Simple Arrangements &
Selections
Combinations & Permutations
• A permutation of n distinct objects is an
arrangement, or ordering, of the n objects.
• An r-permutation of n distinct objects is an
arrangement using r of the n objects.
• A r-combination of n objects is an
unordered selection, or subset, of r of the n
objects.
Notation
• P(n, r) denotes the number of r-permutations
of n distinct objects.
• C(n, r) denotes the number of r-combinations
of n distinct objects.
• It is spoken “n choose r”.
• The C(n, r) are known as “binomial coefficients”
(for reasons that will become clear later).
Formula for P(n, r)
• By the product principle,
• P(n, 2) = n(n - 1); P(n, 3) = n(n - 1)(n - 2); …
• P(n, n) = n!
• n choices for the 1st position
• (n - 1) choices for the 2nd position, …,
• 1 choice for the nth position.
• P(n, r) = n(n - 1) . . . (n - (r - 1))
= n(n - 1) . . . (n - (r - 1)) (n - r)!/(n - r)!
= n!/(n - r)!
Formula for C(n, r)
• All r-permutations can be counted by the
product rule:
1. pick the r elements to be ordered: C(n, r)
2. Order the r elements: P(r, r) = r!
• That is, P(n, r) = C(n, r)P(r, r) = n!/(n - r)!
• Thus, C(n, r) = n!/(r!(n - r)!)
• C(n, r) = C(n, n - r).
• Give a counting argument for this.
Example
How many ways can 7 women & 3 men be
arranged in a row, if the 3 men must be
adjacent?
• Treat the men as a block.
• There are C(8, 1) ways to place the block of
men among the women.
• There are P(3, 3) ways to arrange the men.
• There are P(7, 7) ways to arrange the women.
• By the product rule, there are (8)(3!)(7!) ways.
Example
How many ways are there to arrange the
alphabet so that there are exactly 5 letters
between a & b?
• Pick the position of the left letter of a & b.
(This forces the position of the other letter.)

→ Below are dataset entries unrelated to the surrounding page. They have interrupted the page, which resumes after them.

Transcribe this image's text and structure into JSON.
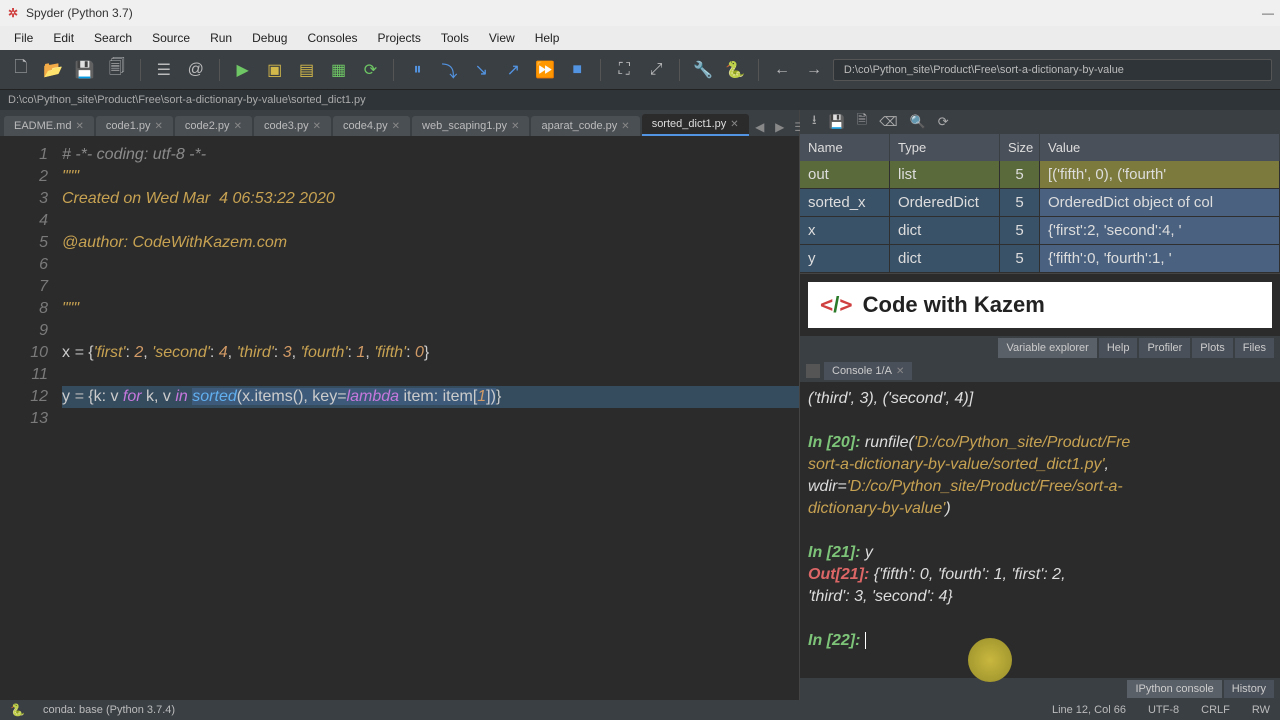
{
  "window": {
    "title": "Spyder (Python 3.7)"
  },
  "menu": [
    "File",
    "Edit",
    "Search",
    "Source",
    "Run",
    "Debug",
    "Consoles",
    "Projects",
    "Tools",
    "View",
    "Help"
  ],
  "toolbar_path": "D:\\co\\Python_site\\Product\\Free\\sort-a-dictionary-by-value",
  "breadcrumb": "D:\\co\\Python_site\\Product\\Free\\sort-a-dictionary-by-value\\sorted_dict1.py",
  "editor_tabs": [
    "EADME.md",
    "code1.py",
    "code2.py",
    "code3.py",
    "code4.py",
    "web_scaping1.py",
    "aparat_code.py",
    "sorted_dict1.py"
  ],
  "active_tab": "sorted_dict1.py",
  "code_lines": [
    {
      "n": 1,
      "html": "<span class='c-comment'># -*- coding: utf-8 -*-</span>"
    },
    {
      "n": 2,
      "html": "<span class='c-str'>\"\"\"</span>"
    },
    {
      "n": 3,
      "html": "<span class='c-str'>Created on Wed Mar  4 06:53:22 2020</span>"
    },
    {
      "n": 4,
      "html": ""
    },
    {
      "n": 5,
      "html": "<span class='c-str'>@author: CodeWithKazem.com</span>"
    },
    {
      "n": 6,
      "html": ""
    },
    {
      "n": 7,
      "html": ""
    },
    {
      "n": 8,
      "html": "<span class='c-str'>\"\"\"</span>"
    },
    {
      "n": 9,
      "html": ""
    },
    {
      "n": 10,
      "html": "x <span class='c-op'>=</span> {<span class='c-str'>'first'</span>: <span class='c-num'>2</span>, <span class='c-str'>'second'</span>: <span class='c-num'>4</span>, <span class='c-str'>'third'</span>: <span class='c-num'>3</span>, <span class='c-str'>'fourth'</span>: <span class='c-num'>1</span>, <span class='c-str'>'fifth'</span>: <span class='c-num'>0</span>}"
    },
    {
      "n": 11,
      "html": ""
    },
    {
      "n": 12,
      "hl": true,
      "html": "y <span class='c-op'>=</span> {k: v <span class='c-kw'>for</span> k, v <span class='c-kw'>in</span> <span class='c-hl-sel'><span class='c-fn'>sorted</span>(x.items(), key=<span class='c-kw'>lambda</span> item: item[<span class='c-num'>1</span>])</span>}"
    },
    {
      "n": 13,
      "html": ""
    }
  ],
  "var_headers": [
    "Name",
    "Type",
    "Size",
    "Value"
  ],
  "vars": [
    {
      "name": "out",
      "type": "list",
      "size": "5",
      "value": "[('fifth', 0), ('fourth'"
    },
    {
      "name": "sorted_x",
      "type": "OrderedDict",
      "size": "5",
      "value": "OrderedDict object of col"
    },
    {
      "name": "x",
      "type": "dict",
      "size": "5",
      "value": "{'first':2, 'second':4, '"
    },
    {
      "name": "y",
      "type": "dict",
      "size": "5",
      "value": "{'fifth':0, 'fourth':1, '"
    }
  ],
  "right_tabs": [
    "Variable explorer",
    "Help",
    "Profiler",
    "Plots",
    "Files"
  ],
  "banner_text": "Code with Kazem",
  "console_tab": "Console 1/A",
  "console_content": {
    "line0": "('third', 3), ('second', 4)]",
    "in20": "In [20]:",
    "runfile": "runfile(",
    "runfile_path": "'D:/co/Python_site/Product/Fre",
    "runfile_path2": "sort-a-dictionary-by-value/sorted_dict1.py'",
    "wdir": "wdir=",
    "wdir_path": "'D:/co/Python_site/Product/Free/sort-a-",
    "wdir_path2": "dictionary-by-value'",
    "in21": "In [21]:",
    "in21_cmd": "y",
    "out21": "Out[21]:",
    "out21_val": "{'fifth': 0, 'fourth': 1, 'first': 2,",
    "out21_val2": "'third': 3, 'second': 4}",
    "in22": "In [22]:"
  },
  "console_bottom_tabs": [
    "IPython console",
    "History"
  ],
  "status": {
    "env": "conda: base (Python 3.7.4)",
    "pos": "Line 12, Col 66",
    "enc": "UTF-8",
    "eol": "CRLF",
    "rw": "RW"
  }
}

• Pick the order of a & b: 2.
• Arrange the other letters: P(24, 24).
• By the product rule: C(20, 1)(2)P(24, 24).
Example
How many 6-digit numbers without repetition
are there so that the digits are nonzero, and
1 & 2 do not appear consecutively?
• It is simpler to do this indirectly:
• There are P(9, 6) ways to arrange 6 nonzero
digits without repetition.
• Subtract the number of ways to arrange the
digits so that 1 & 2 are consecutive:
• There are C(5, 1) ways to pick the leftmost
position where the 1 or 2 go.
• There are 2 ways to arrange 1 & 2.
• There are P(7,4) ways to arrange the other
letters.
• The number of ways to do this is:
P(9, 6) - C(5, 1)(2)P(6, 4) ways to do this.
Example
How many ways are there to arrange the letters in
the word MISSISSIPPI?
• Since the letters are not distinct, the answer is
less than P(11,11) = 11!
• Pick the 1 position where the M goes: C(11,1)
• Pick the 4 positions where the Is go: C(10,4)
• Pick the 4 positions where the Ss go: C(6,4)
• Pick the 2 positions where the Ps go: C(2,2)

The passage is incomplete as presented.